The West Midlands has overtaken the South West to show the strongest rate of annual growth in England, with prices rising by +13.3% over the last year, down marginally from +13.5% in August. The average property price in the West Midlands is now £255,822.
London is the most expensive location
London is still showing the slowest rate of annual growth among the UK nations and regions, with house prices rising by +8.1% over the last year. A typical London property costs £553,849, making the capital the most expensive location in the country.
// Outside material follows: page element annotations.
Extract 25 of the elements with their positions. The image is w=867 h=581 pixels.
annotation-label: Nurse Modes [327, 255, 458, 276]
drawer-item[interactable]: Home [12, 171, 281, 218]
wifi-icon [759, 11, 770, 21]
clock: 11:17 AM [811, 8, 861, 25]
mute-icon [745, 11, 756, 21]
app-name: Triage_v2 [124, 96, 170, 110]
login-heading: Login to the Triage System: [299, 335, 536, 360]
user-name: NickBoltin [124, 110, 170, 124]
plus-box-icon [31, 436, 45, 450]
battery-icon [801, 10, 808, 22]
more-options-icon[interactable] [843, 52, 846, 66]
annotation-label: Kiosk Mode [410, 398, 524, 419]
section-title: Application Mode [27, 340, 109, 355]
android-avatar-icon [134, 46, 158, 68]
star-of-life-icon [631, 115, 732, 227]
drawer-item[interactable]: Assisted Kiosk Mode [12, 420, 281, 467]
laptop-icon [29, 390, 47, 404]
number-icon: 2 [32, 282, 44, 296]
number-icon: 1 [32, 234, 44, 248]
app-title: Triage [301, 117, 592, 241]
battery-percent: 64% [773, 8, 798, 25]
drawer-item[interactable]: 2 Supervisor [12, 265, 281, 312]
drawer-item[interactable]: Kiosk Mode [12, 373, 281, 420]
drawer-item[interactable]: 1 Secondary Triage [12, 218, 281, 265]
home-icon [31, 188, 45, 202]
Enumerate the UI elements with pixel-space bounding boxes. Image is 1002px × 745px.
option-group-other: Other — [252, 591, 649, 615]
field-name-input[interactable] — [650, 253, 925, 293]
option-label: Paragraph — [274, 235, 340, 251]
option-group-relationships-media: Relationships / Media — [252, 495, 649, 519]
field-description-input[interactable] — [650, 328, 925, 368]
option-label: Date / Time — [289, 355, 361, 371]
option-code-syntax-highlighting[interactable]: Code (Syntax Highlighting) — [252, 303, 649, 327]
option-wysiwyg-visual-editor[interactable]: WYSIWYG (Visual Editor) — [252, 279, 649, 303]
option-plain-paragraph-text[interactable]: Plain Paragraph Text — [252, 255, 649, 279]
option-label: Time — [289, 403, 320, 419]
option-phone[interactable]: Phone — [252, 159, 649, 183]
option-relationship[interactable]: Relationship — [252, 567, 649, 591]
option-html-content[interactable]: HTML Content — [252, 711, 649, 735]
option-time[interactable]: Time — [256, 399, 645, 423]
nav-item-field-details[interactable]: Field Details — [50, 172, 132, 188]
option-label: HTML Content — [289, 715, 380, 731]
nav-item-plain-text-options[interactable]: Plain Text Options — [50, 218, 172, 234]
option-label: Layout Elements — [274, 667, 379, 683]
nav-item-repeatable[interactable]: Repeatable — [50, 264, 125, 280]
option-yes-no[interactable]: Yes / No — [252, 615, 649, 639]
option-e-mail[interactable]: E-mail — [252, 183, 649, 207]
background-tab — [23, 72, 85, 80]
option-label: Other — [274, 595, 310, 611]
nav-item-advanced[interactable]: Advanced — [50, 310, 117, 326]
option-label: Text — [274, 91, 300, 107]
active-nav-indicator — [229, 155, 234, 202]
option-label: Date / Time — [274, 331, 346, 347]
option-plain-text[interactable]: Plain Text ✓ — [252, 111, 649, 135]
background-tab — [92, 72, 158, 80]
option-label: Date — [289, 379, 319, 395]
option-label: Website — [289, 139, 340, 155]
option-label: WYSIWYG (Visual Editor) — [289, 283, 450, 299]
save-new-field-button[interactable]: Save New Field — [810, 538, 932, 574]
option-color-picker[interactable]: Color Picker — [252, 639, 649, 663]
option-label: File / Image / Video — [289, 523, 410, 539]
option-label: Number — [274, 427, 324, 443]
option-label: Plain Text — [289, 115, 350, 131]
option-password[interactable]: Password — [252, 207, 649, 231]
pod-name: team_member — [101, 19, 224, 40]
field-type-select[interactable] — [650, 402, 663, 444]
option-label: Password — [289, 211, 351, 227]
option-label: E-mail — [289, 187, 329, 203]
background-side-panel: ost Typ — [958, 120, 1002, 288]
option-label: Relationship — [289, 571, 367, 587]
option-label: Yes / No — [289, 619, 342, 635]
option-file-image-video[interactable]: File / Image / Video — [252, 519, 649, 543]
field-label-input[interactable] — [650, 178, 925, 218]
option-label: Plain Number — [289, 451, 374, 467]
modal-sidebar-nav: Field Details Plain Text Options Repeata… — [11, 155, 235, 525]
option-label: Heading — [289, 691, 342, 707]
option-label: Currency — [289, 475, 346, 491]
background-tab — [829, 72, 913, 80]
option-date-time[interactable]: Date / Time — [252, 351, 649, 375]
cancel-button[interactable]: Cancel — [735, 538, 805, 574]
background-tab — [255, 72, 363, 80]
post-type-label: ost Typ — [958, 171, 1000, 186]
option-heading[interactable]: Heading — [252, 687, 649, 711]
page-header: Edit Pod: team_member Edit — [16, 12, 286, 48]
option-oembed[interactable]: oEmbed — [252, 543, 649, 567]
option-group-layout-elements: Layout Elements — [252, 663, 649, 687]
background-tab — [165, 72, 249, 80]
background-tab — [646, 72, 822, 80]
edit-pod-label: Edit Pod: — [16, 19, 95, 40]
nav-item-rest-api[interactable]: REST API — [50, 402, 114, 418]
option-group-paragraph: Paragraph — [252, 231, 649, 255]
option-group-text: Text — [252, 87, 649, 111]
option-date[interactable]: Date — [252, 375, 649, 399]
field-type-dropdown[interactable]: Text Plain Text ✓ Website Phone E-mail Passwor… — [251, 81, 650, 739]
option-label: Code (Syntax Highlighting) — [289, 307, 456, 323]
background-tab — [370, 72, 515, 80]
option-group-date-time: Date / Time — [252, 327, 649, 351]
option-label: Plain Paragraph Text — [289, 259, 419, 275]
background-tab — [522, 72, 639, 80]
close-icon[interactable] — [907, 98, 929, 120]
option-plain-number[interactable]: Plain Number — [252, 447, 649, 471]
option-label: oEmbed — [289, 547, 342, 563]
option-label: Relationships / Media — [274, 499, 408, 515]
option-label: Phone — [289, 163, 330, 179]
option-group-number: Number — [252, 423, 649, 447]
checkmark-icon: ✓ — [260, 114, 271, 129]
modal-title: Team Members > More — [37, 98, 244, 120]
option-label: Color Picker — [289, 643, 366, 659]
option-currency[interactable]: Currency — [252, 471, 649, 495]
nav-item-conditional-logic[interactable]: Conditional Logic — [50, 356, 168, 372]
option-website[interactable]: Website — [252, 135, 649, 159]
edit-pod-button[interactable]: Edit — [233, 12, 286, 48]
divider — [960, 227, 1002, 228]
Following the Chancellor’s unveiling of his mini budget on 23 September and the recent increase in interest rates, property prices, in general, are likely to fall, and some vendors are choosing not to sell and stay put for the time being. In these uncertain times, some people will naturally prefer to wait and see what happens with the market in the coming months. We will keep you informed of any key changes or developments in the property market.
A story published on the BBC News website on 13 October says that the Bank of England predicts the number of people struggling to pay mortgages would rise next year.
The BBC has also reported that Prime Minister Liz Truss is under pressure to re-consider the mini budget in order to ‘restore stability’.